Experimental Evaluation of Surfactant-based Nanofluids on Wettability Alteration and Oil Recovery
Economic concerns about chemical flooding could be taken as opportunities to develop new cost-effective technologies that lead to high recoveries. Application of surfactants to lower oil-water interfacial tension has never been an economically attractive EOR method due to the high amount of adsorption. However, the use of inexpensive surfactants in low concentrations or combination of diluted surfactants with other low-cost chemicals to change the wettability of the system could play a major role in reducing the residual oil saturation and consequently improving oil recovery. This experimental study aims at investigating the potential of nanoparticles to improve the ability of surfactants for enhancing oil recovery in carbonate rocks through wettability alteration using contact angle measurements and coreflood experiments at different experimental conditions.

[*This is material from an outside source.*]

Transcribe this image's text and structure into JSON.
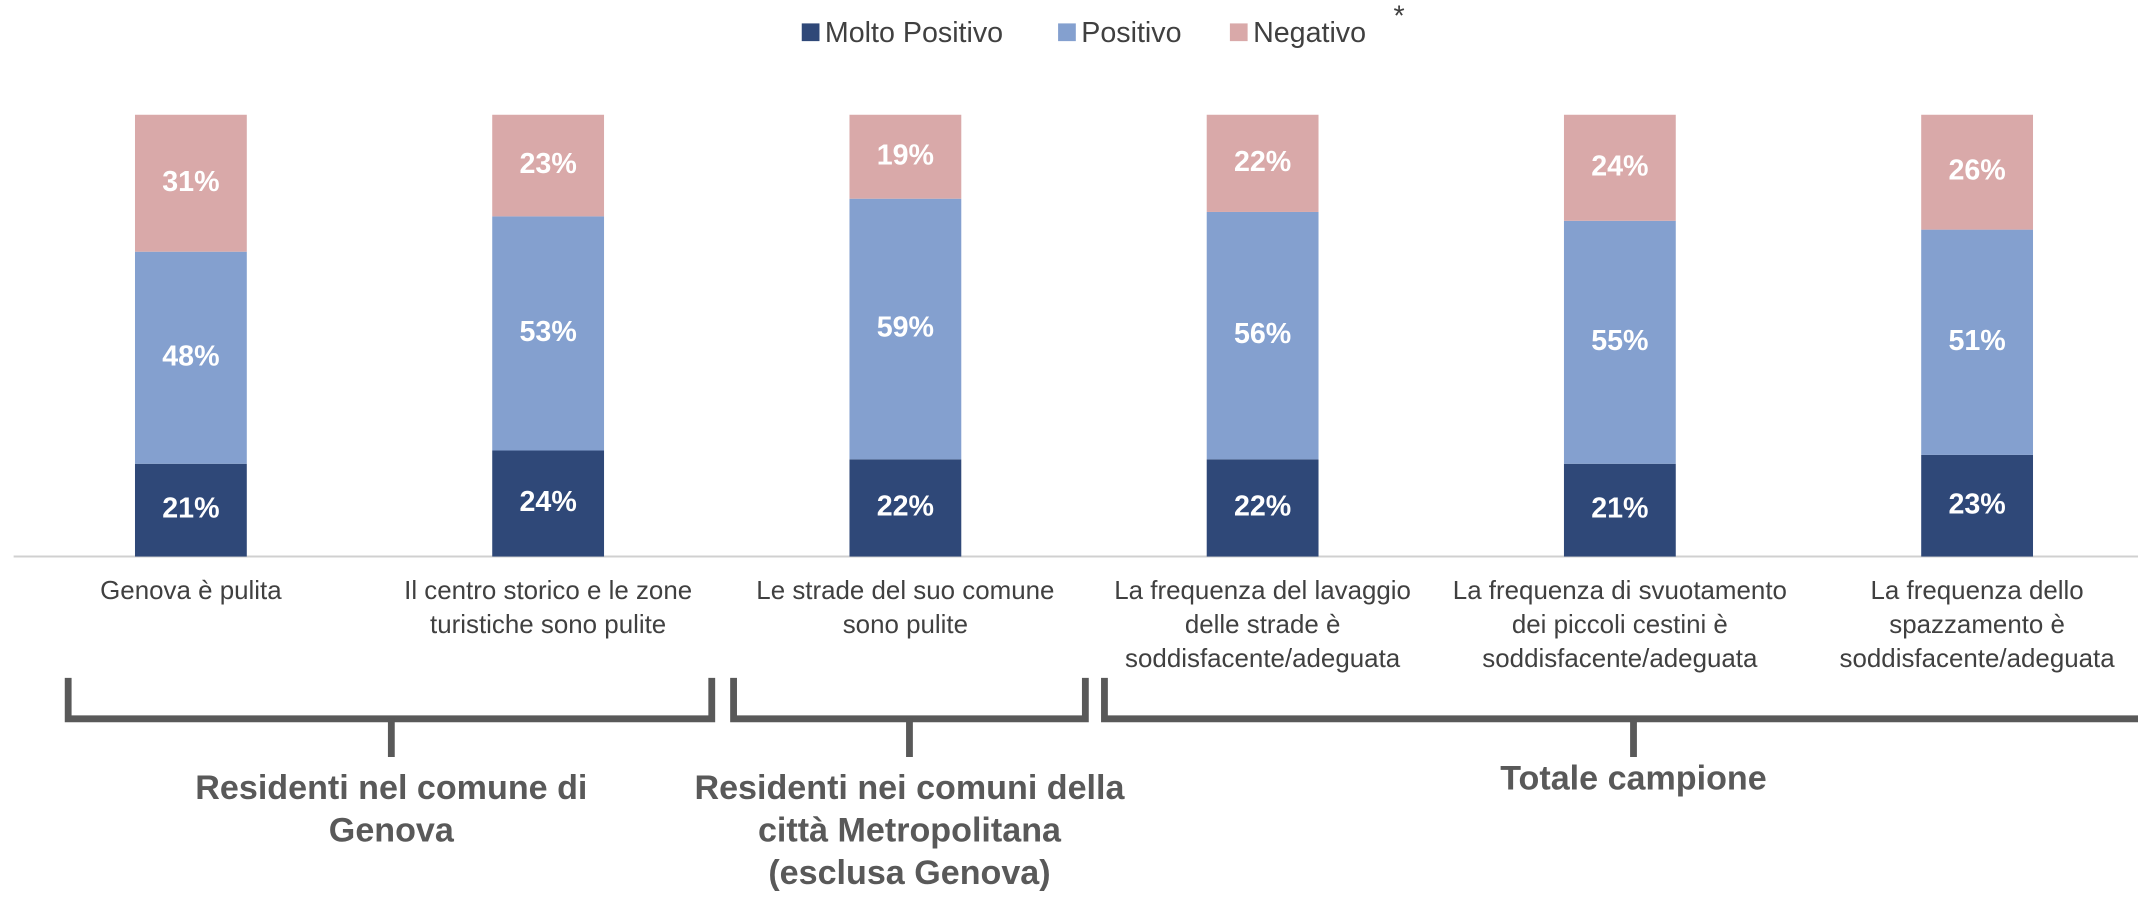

Dual-Drop Dual-Crystal (DDDC) technique was used to measure the dynamic water advancing contact angles along with the interfacial tension at both ambient and reservoir conditions. A range of surfactants with different chemical structures was tested to select a candidate with the weakest and strongest ability for wettability alteration. The optimum concentration of nanoparticles was determined to combine with the surfactant. The improvements in the wettability alteration behavior of surfactant-based nanofluids were determined through contact angle measurements and supported by coreflood experiments through oil recovery and simulated relative permeability curves.

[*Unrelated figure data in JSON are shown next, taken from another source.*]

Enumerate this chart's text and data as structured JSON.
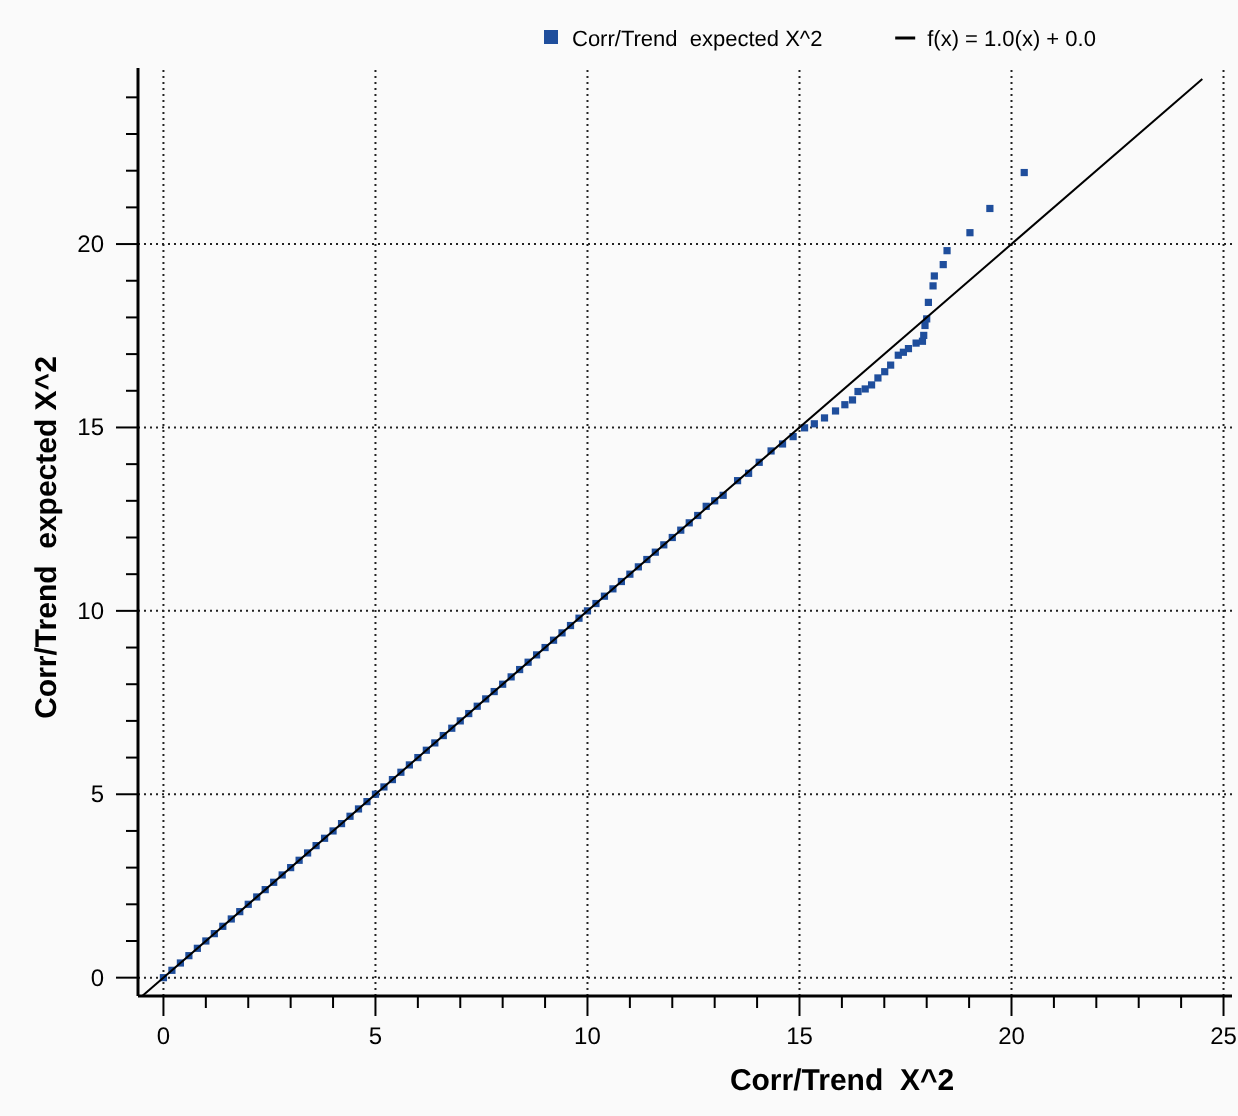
{
  "chart_data": {
    "type": "scatter",
    "xlabel": "Corr/Trend  X^2",
    "ylabel": "Corr/Trend  expected X^2",
    "xlim": [
      -0.6,
      25.2
    ],
    "ylim": [
      -0.5,
      24.8
    ],
    "xticks": [
      0,
      {
        "value": 1,
        "label": null
      },
      {
        "value": 2,
        "label": null
      },
      {
        "value": 3,
        "label": null
      },
      {
        "value": 4,
        "label": null
      },
      5,
      {
        "value": 6,
        "label": null
      },
      {
        "value": 7,
        "label": null
      },
      {
        "value": 8,
        "label": null
      },
      {
        "value": 9,
        "label": null
      },
      10,
      {
        "value": 11,
        "label": null
      },
      {
        "value": 12,
        "label": null
      },
      {
        "value": 13,
        "label": null
      },
      {
        "value": 14,
        "label": null
      },
      15,
      {
        "value": 16,
        "label": null
      },
      {
        "value": 17,
        "label": null
      },
      {
        "value": 18,
        "label": null
      },
      {
        "value": 19,
        "label": null
      },
      20,
      {
        "value": 21,
        "label": null
      },
      {
        "value": 22,
        "label": null
      },
      {
        "value": 23,
        "label": null
      },
      {
        "value": 24,
        "label": null
      },
      25
    ],
    "yticks": [
      0,
      {
        "value": 1,
        "label": null
      },
      {
        "value": 2,
        "label": null
      },
      {
        "value": 3,
        "label": null
      },
      {
        "value": 4,
        "label": null
      },
      5,
      {
        "value": 6,
        "label": null
      },
      {
        "value": 7,
        "label": null
      },
      {
        "value": 8,
        "label": null
      },
      {
        "value": 9,
        "label": null
      },
      10,
      {
        "value": 11,
        "label": null
      },
      {
        "value": 12,
        "label": null
      },
      {
        "value": 13,
        "label": null
      },
      {
        "value": 14,
        "label": null
      },
      15,
      {
        "value": 16,
        "label": null
      },
      {
        "value": 17,
        "label": null
      },
      {
        "value": 18,
        "label": null
      },
      {
        "value": 19,
        "label": null
      },
      20,
      {
        "value": 21,
        "label": null
      },
      {
        "value": 22,
        "label": null
      },
      {
        "value": 23,
        "label": null
      },
      {
        "value": 24,
        "label": null
      }
    ],
    "grid": true,
    "legend": "top right",
    "series": [
      {
        "name": "Corr/Trend  expected X^2",
        "marker": "square",
        "color": "#1f4e9c",
        "x": [
          0,
          0.2,
          0.4,
          0.6,
          0.8,
          1,
          1.2,
          1.4,
          1.6,
          1.8,
          2,
          2.2,
          2.4,
          2.6,
          2.8,
          3,
          3.2,
          3.4,
          3.6,
          3.8,
          4,
          4.2,
          4.4,
          4.6,
          4.8,
          5,
          5.2,
          5.4,
          5.6,
          5.8,
          6,
          6.2,
          6.4,
          6.6,
          6.8,
          7,
          7.2,
          7.4,
          7.6,
          7.8,
          8,
          8.2,
          8.4,
          8.6,
          8.8,
          9,
          9.2,
          9.4,
          9.6,
          9.8,
          10,
          10.2,
          10.4,
          10.6,
          10.8,
          11,
          11.2,
          11.4,
          11.6,
          11.8,
          12,
          12.2,
          12.4,
          12.6,
          12.8,
          13,
          13.2,
          13.54,
          13.8,
          14.05,
          14.33,
          14.6,
          14.85,
          15.12,
          15.35,
          15.59,
          15.85,
          16.07,
          16.25,
          16.38,
          16.55,
          16.7,
          16.85,
          17.01,
          17.15,
          17.33,
          17.45,
          17.57,
          17.75,
          17.9,
          17.93,
          17.96,
          18,
          18.04,
          18.15,
          18.18,
          18.39,
          18.48,
          19.02,
          19.49,
          20.3
        ],
        "values": [
          0,
          0.2,
          0.4,
          0.6,
          0.8,
          1,
          1.2,
          1.4,
          1.6,
          1.8,
          2,
          2.2,
          2.4,
          2.6,
          2.8,
          3,
          3.2,
          3.4,
          3.6,
          3.8,
          4,
          4.2,
          4.4,
          4.6,
          4.8,
          5,
          5.2,
          5.4,
          5.6,
          5.8,
          6,
          6.2,
          6.4,
          6.6,
          6.8,
          7,
          7.2,
          7.4,
          7.6,
          7.8,
          8,
          8.2,
          8.4,
          8.6,
          8.8,
          9,
          9.2,
          9.4,
          9.6,
          9.8,
          10,
          10.2,
          10.4,
          10.6,
          10.8,
          11,
          11.2,
          11.4,
          11.6,
          11.8,
          12,
          12.2,
          12.4,
          12.6,
          12.85,
          13,
          13.15,
          13.55,
          13.75,
          14.05,
          14.36,
          14.55,
          14.75,
          14.99,
          15.1,
          15.26,
          15.45,
          15.62,
          15.75,
          15.98,
          16.05,
          16.16,
          16.35,
          16.52,
          16.7,
          16.97,
          17.05,
          17.15,
          17.3,
          17.35,
          17.51,
          17.78,
          17.96,
          18.41,
          18.86,
          19.13,
          19.44,
          19.82,
          20.31,
          20.97,
          21.95
        ]
      },
      {
        "name": "f(x) = 1.0(x) + 0.0",
        "type": "line",
        "marker": "none",
        "color": "#000000",
        "x": [
          -0.5,
          24.5
        ],
        "values": [
          -0.5,
          24.5
        ]
      }
    ]
  }
}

The optimum concentration of nanoparticles (0.4% wt.) helped to change the wettability of a limestone rock from strongly oil-wet (water advancing contact angle of 167°) to weakly oil-wet (146°) at ambient conditions. The combination of nanoparticles with the least effective surfactant resulted in an incremental recovery of about 37% and improved the wettability alteration capability to reach an intermediate-wet condition (116°) and stayed in the intermediate-wet zone (121°) even after lowering the concentration of surfactant. The combination of nanoparticles with the most effective surfactant reached an incremental recovery of about 45% compared to using only surfactant. At reservoir conditions, the surfactant-based nanofluid changed the wettability behavior from strongly oil-wet (156°) to intermediate-wet (108°) and led to an incremental recovery of about 30%. The contact angle measurements agreed well with the oil recovery and oil-water relative permeabilities simulated from the coreflood experiments. A preliminary cost analysis showed that combining nanoparticles with diluted surfactants could result in an extra $4.39 profit per barrel of oil.

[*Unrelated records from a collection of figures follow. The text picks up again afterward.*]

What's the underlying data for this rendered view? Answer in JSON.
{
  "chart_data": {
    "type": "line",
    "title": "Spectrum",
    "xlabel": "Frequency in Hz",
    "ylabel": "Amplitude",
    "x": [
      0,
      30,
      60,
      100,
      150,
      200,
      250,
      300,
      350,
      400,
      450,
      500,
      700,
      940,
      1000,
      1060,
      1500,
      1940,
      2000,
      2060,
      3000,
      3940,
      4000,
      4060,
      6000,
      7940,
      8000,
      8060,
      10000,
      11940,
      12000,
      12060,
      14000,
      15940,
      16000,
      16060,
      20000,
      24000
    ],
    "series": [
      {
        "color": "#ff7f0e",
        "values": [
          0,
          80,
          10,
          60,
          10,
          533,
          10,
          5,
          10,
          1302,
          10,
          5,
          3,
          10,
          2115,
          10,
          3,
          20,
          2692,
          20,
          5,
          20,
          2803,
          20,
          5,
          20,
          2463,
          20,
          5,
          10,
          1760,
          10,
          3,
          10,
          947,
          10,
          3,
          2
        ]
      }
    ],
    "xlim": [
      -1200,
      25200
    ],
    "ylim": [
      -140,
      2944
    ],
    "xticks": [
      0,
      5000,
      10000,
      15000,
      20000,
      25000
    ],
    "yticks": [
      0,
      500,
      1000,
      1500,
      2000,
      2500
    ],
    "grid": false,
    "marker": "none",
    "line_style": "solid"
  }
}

By measuring precise and reproducible advancing contact angles at both ambient and reservoir conditions and conducting coreflood experiments at different experimental conditions and through investigating the simulated relative permeability curves, this study clearly reveals a potential for nanoparticles to improve the performance of surfactants to change the wettability of carbonate rocks toward less-oil wet or intermediate-wet, which could lead to a significant reduction in the residual oil saturation and enhancement in the oil recovery. Introducing nanoparticles to diluted surfactant solutions affords an opportunity to change the wettability of carbonate rocks toward enhancing oil recovery, thus provides an economically appealing chemical flooding technique.